County Antrim: Prosecutor seeks confiscation of animal in child abuse case | New

BELLAIRE — County Antrim paid more than $15,000 to care for a menagerie of exotic animals seized as part of an abuse investigation and, after filing criminal charges against the owner, the prosecutor applies for a forfeiture order to the court.

Brooklynn Beck, 28, of Central Lake, faces six felony charges in the 13th Circuit Court after law enforcement in April executed a search warrant on the Muckle Road home she rented in Central Lake, seizing 106 animals, according to court records.

Beck was previously charged in a Grand Traverse County animal cruelty incident and arraigned in April on a single misdemeanor charge after officials said a dog died after being treated by Beck at a pet business. Blair Township Anonymous Dog Grooming.

Beck was employed by the company and had worked there for a few months, officials said, when she was fired after a small-breed dog – a 10- to 12-year-old Shih Tzu – died after being returned to its owner.

Beck has pleaded not guilty to all charges and is free on $25,000 bond, 10% cash or bond, according to court records. A previous request by Beck to access the shih tzu’s veterinary records was denied by 13th Circuit Court Judge Thomas Power.

In County Antrim, Beck and her fiance, Michael Turland, owned House of Floof, a dog grooming business. Sheriff Dan Bean previously said the couple operated out of a rented warehouse in Central Lake.

The Sheriff said County Antrim officials were aware of complaints from House of Floof customers. But, Bean said, it was the grim discovery of exotic animals frozen alive in a chest freezer in their rented home that led to the initial arrest warrant.

Law enforcement executed a search warrant on the property on April 28, according to court records, and also found live animals in unsanitary conditions, including a Clydesdale horse, baby rabbits, two Sulcata tortoises, a bearded dragon, a monitor lizard, as well as cats, dogs, chickens and snakes.

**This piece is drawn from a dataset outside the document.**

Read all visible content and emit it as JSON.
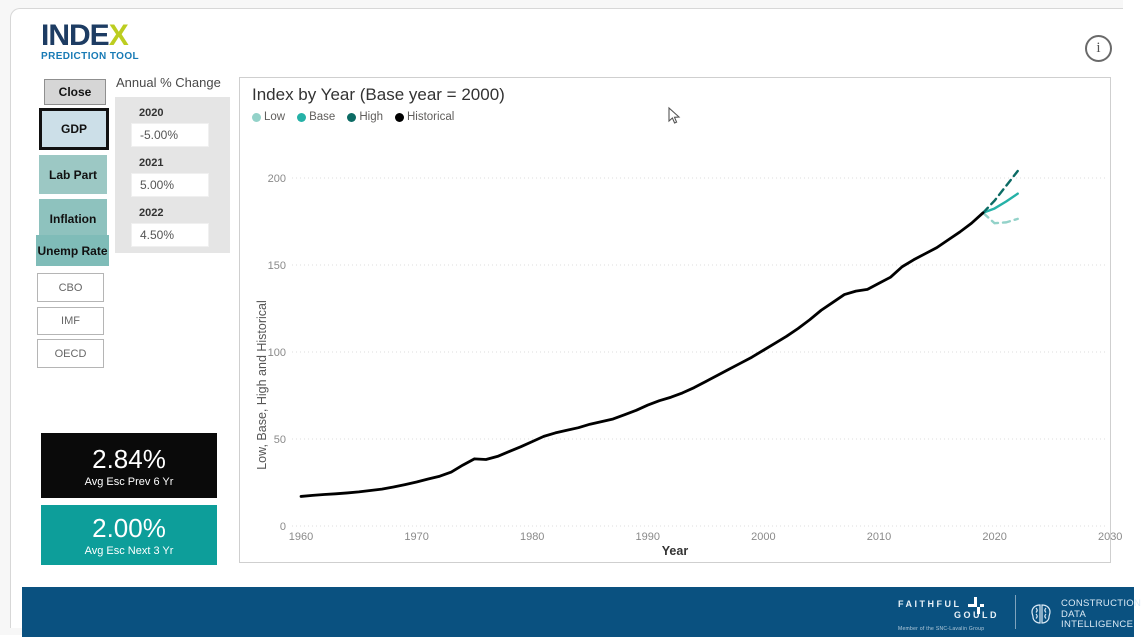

“The Clydesdale suffered from cankers in the hoof, which were infested with maggots, and is still receiving veterinary care for this condition,” County Antrim prosecutor James Rossiter said in a forfeiture motion filed September 28. .

Beck, represented by Traverse City attorney Mattias Johnson, in a response filed Tuesday in the 13th Circuit Court, denied the animals were in poor condition. The Clydesdale needed medical attention, she agreed, noting that she and her fiancé had only recently acquired the horse.

Judge Power agreed on Thursday to adjourn the forfeiture motion until next week, while Beck considers a plea offer from the prosecutor’s office.

“If there is a plea, I think the motion is supported,” Rossiter told the judge. “If there’s no plea, we’ll have to go through with the motion.”

A forfeiture order would allow animal control officers to reinstate the animals, according to court records.

The prosecutor, at a July 18 planning conference, offered to dismiss three counts of killing or torturing animals and one count of abandoning or cruelty to more than 25 animals, in exchange for a guilty plea by Beck to three counts of murder or torture, court records show.

Rossiter did not return a call seeking comment on Thursday, and Johnson said the new offer would dismiss four felony counts, in exchange for his client’s guilty plea to two counts of murder or torture.

A guilty plea would result in a conviction, Johnson said, and a conviction would require confiscation of the animals.

Incarceration and probation issues, as well as any financial penalties in which Beck would be required to reimburse County Antrim, would be decided at sentencing, Johnson said.

“Generally, a defendant considers all of the potential consequences of accepting a plea, versus going to trial and, in that case, there are other possible collateral consequences” of forfeiture, probation terms and possible fines, Johnson said.

Johnson said Beck has until 9 a.m. Tuesday to decide. If she declines the offer, the case will go to trial where Beck, if found guilty on all charges, faces four to seven years in prison and fines of between $5,000 and $10,000, records show. judicial.

Kalli Williams, an Arizona reptile enthusiast who said she followed the case after learning that two of the snakes being cared for by County Antrim animal control officers might be hers, offered her return assistance.

Williams said she had ties to nonprofit reptile rescue groups in Arizona and offered to drive to Michigan and rent a suitable vehicle to transport the animals to new homes.

Williams said she previously loaned four boa constrictors to Turland for breeding, when Turland and Beck lived in a rented house in rural Kingman, Arizona.

A similar discovery of dead animals inside a chest freezer at the Kingman home that Turland and Beck were renting was confirmed by officials in Mohave County, Arizona, in response to a Freedom of Information Act request. .

Williams said at one point she believed her four snakes – named Jigsaw, Lucie, Sneck and Big Mama – were among those found dead.

On Thursday, however, she said she now believes Sneck, who Williams described as “a tame dog,” and that Big Mama may still be alive.